“As Beiras”
13 de Janeiro de 2023
EDP COMERCIAL: uma só comunicação,
uma proposta sem aval e um traço de má criação
“Telefonema para a EDP Comercial. Razão: a não remessa das facturas mensais desde Abril de 2022.
Aproveitando o contacto, a telefonista ‘investe’ e, sem qualquer ligação com o assunto nem prévio consentimento, começa por apresentar uma proposta de contrato de assistência técnica.
Confundida, a consumidora passou-a ao marido e o “disco” recomeçou: contrato com fidelização por um ano, com uma redução do Kwa e da taxa de potência de 6% , a um preço de 7,90 /mês pelo serviço oferecido…
No termo da oferta, pediu naturalmente a remessa das exactas condições da proposta para simulação.
Que não. Que se quisesse, que fosse ao portal da empresa. Ao que o consumidor ripostou: de qualquer modo, sempre terá de enviar cabal informação antes da celebração do contrato. Ninguém fica obrigado perante um simples telefonema. Que não, que estava enganado, que com a gravação o contrato considerar-se-ia celebrado.
O consumidor ainda argumentou que não havia contrato sem expresso consentimento escrito. E enunciou os artigos e a lei. Sem a convencer, porém. Ao que malcriadamente avançou que não queria saber dos artigos para nada, prosseguindo numa toada pouco própria, tamanha a falta de educação, supina a desconsideração…
O que dizer, pois?”
Nota prévia: constitui, em nosso entender, prática desleal o aproveitamento de uma tal oportunidade para enredar o consumidor em qualquer negociação, quer pela sua normal impreparação como pela surpresa a reforçar fragilidades, para além de as empresas se “pendurarem” nas chamadas suportadas pelos consumidores…
1. Os contratos por telefone estão disciplinados por lei – e duas hipóteses se perfilam:
§ Ou a iniciativa do telefonema parte da empresa;
§ Ou é ao consumidor que se fica a dever o contacto telefónico.
Com distintas soluções, segundo a Lei dos Contratos à Distância de 14 de Fevereiro de 2014.
2. Se a iniciativa competir à empresa, diz a lei que “quando o contrato for celebrado por telefone, o consumidor só fica vinculado depois de assinar a oferta ou enviar o seu consentimento escrito ao fornecedor…”.
3. Ainda que o telefonema seja da iniciativa do consumidor, o seu aproveitamento pela empresa tem de ser tido como se o contacto dela houvesse partido, sujeito, por conseguinte, a uma tal regra.
4. Donde, o contrato só se considerar celebrado, nestes casos, se o consumidor der o seu consentimento expresso, por escrito, ou assinar a correspondente oferta.

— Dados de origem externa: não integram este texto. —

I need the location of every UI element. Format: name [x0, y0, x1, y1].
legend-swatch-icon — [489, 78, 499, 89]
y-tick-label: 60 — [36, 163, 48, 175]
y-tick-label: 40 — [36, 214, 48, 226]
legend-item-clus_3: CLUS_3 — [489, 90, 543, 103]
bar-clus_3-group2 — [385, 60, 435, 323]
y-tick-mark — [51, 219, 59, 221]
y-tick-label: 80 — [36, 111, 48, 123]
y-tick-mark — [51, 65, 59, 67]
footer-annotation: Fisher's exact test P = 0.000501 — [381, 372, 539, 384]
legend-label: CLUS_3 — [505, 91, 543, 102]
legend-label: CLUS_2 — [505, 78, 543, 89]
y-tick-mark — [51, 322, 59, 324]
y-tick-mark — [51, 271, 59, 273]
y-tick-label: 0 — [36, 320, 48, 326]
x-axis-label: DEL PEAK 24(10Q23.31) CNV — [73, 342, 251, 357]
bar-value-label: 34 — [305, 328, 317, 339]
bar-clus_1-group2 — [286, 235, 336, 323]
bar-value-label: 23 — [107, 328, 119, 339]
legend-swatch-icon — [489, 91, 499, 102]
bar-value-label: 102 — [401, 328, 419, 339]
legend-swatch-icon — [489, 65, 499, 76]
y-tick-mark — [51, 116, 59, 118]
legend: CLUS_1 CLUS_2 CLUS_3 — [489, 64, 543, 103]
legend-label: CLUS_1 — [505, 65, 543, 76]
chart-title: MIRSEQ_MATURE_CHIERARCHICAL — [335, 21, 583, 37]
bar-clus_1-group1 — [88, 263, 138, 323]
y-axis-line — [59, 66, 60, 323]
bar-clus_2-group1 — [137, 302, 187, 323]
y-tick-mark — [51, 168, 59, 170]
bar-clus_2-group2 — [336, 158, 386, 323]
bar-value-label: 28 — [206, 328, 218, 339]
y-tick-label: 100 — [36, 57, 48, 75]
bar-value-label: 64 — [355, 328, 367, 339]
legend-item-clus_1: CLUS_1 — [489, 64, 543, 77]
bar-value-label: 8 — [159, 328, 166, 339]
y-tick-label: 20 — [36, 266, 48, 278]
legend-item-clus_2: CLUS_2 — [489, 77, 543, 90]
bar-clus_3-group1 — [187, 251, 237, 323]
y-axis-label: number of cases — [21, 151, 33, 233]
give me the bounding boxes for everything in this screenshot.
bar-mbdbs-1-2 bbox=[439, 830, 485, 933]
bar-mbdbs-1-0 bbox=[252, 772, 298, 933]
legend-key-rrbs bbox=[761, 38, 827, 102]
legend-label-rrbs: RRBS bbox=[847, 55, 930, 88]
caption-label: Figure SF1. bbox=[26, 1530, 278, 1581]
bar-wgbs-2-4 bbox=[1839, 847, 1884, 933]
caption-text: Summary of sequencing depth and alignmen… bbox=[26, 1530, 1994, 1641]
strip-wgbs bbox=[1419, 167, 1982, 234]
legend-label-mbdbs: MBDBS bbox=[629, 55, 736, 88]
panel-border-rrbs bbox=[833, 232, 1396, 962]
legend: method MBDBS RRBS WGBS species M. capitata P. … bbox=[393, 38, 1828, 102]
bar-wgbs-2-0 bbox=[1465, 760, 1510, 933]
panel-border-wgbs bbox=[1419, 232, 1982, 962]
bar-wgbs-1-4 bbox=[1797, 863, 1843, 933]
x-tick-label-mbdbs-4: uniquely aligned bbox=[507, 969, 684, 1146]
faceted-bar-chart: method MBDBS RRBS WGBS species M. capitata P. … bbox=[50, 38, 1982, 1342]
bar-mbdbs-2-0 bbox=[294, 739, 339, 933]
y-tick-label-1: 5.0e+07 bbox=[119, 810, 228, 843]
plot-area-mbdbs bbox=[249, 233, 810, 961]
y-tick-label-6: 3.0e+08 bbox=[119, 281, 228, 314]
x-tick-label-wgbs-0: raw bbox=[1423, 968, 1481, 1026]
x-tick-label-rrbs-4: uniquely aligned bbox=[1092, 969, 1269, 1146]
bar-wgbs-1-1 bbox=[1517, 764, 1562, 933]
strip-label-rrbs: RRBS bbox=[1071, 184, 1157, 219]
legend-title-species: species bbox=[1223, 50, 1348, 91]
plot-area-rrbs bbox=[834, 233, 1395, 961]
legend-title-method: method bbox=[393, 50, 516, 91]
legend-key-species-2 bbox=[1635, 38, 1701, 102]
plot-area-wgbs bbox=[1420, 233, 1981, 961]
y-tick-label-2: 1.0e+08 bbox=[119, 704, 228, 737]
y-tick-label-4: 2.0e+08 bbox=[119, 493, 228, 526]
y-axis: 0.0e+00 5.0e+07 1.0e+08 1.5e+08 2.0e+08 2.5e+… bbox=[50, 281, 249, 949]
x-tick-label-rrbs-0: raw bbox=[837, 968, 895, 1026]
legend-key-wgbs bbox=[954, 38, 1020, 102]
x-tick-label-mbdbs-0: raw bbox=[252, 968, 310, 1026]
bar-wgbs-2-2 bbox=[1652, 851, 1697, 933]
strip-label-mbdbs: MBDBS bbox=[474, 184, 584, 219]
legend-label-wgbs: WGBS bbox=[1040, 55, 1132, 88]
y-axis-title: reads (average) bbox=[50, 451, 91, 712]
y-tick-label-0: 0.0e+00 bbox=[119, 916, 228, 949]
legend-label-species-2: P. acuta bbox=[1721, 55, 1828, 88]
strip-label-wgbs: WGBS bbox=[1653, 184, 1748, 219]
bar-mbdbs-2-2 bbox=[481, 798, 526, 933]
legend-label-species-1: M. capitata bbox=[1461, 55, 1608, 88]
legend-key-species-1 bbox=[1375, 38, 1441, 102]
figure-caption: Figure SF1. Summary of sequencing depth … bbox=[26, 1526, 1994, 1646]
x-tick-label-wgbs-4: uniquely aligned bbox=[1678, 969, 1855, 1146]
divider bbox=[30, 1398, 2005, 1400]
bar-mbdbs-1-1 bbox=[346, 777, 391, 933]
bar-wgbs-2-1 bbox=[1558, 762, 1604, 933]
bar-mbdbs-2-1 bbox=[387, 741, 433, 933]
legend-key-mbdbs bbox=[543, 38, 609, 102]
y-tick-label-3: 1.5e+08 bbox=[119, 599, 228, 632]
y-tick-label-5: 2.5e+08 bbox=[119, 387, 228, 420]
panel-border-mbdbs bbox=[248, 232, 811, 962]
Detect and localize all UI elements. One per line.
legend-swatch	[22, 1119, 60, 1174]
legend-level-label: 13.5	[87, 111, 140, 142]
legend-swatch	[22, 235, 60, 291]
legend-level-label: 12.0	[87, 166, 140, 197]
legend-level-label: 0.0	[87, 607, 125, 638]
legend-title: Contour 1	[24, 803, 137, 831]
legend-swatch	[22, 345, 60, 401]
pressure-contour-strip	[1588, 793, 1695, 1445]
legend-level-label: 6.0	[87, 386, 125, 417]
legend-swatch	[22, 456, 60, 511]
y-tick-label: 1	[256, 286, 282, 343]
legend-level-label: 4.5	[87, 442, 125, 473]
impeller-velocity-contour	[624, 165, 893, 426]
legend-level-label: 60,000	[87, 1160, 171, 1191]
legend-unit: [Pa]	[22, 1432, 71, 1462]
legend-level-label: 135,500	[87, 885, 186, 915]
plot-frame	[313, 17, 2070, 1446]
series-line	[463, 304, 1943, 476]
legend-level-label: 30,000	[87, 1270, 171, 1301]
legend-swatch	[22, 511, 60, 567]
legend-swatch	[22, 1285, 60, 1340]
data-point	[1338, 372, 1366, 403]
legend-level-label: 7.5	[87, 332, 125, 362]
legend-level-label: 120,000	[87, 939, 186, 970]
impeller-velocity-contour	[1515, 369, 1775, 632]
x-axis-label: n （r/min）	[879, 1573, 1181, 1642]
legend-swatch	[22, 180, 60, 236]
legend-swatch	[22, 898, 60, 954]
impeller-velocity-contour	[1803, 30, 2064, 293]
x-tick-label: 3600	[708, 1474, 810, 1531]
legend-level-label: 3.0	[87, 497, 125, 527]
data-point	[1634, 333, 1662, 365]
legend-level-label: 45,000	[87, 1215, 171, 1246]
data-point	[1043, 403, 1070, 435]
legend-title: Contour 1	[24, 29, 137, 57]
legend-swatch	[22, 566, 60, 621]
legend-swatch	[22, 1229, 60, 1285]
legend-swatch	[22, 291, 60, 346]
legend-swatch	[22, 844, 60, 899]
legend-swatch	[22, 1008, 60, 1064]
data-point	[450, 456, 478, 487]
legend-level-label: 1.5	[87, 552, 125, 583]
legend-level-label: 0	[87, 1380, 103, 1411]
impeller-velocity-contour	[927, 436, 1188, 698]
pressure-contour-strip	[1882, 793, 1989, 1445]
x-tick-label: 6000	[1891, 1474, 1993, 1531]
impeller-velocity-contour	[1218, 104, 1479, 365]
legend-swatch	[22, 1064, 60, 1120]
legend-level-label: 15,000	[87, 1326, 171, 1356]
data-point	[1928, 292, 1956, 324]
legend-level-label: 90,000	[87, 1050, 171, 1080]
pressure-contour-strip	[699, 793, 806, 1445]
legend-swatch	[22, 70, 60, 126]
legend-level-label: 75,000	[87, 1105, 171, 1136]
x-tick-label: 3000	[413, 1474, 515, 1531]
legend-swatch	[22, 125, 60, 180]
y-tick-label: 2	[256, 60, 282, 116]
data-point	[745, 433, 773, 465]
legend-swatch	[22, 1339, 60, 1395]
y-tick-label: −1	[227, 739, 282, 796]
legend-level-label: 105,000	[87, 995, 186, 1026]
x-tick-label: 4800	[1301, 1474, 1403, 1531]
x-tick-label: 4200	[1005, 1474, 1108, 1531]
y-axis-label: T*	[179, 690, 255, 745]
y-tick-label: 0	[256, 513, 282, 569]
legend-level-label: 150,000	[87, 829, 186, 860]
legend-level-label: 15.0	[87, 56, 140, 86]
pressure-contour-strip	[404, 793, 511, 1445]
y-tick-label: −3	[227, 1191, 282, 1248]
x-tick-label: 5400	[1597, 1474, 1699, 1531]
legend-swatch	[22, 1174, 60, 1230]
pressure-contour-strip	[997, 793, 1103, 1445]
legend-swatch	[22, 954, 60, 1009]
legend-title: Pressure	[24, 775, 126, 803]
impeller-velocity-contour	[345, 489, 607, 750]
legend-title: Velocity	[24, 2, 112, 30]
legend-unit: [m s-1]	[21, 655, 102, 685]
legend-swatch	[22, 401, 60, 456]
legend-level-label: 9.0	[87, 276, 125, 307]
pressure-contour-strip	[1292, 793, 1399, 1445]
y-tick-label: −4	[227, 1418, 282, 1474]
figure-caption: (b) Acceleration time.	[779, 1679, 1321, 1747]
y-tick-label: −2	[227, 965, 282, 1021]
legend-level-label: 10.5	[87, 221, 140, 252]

5. Por conseguinte, o simples telefonema, ainda que dele haja um qualquer registo, um traço, não vincula, não obriga. É que nem sequer se chega a formar o contrato. Nessas circunstâncias, o que há é um “NADA JURÍDICO”. Ou seja, para o direito… “não há NADA”!
6. Mas mesmo após o consentimento expresso do consumidor, em que já há contrato válido, o negócio jurídico não será eficaz enquanto não decorrerem 14 dias consecutivos sem que o consumidor use do seu direito de ponderação ou reflexão para dar o dito por não dito, para exercer o direito de retractação.
7. E se do clausulado do contrato não constar, com efeito, o direito de retractação, e não for acompanhado do respectivo formulário, o consumidor disporá, não de 14 dias, mas de 12 meses para dar o dito por não dito: 12 meses que acrescem aos 14 dias. Sem quaisquer consequências negativas para si. E como forma de penalizar a empresa por não cumprir os termos da lei.
8. O que se estranha é que – para além da ausência de cortesia, de educação, como no caso, - empresas como a EDP Comercial não formem o seu pessoal, escamoteiem os direitos dos consumidores e atentem clamorosamente contra quem lhes dá o pão.
EM CONCLUSÃO
a. Se alguém se propuser telefonar para um seu fornecedor e a chamada for interceptada para se lhe submeter uma proposta contratual, tal deverá ser considerado como se a iniciativa do telefonema coubesse à empresa.
b. Na hipótese, o consumidor só fica vinculado depois de assinar a oferta ou se der o seu consentimento escrito: o simples telefonema não forma o contrato.
c. E, ainda que assine a oferta ou dê o seu expresso consentimento por escrito, o consumidor dispõe, se tal constar do contrato e se se anexar o formulário de retractação, de 14 dias para dar o dito por não dito: se assim não for, numa hipótese ou na outra, disporá de mais 12 meses para o efeito, tempo que acrescerá aos 14 dias iniciais.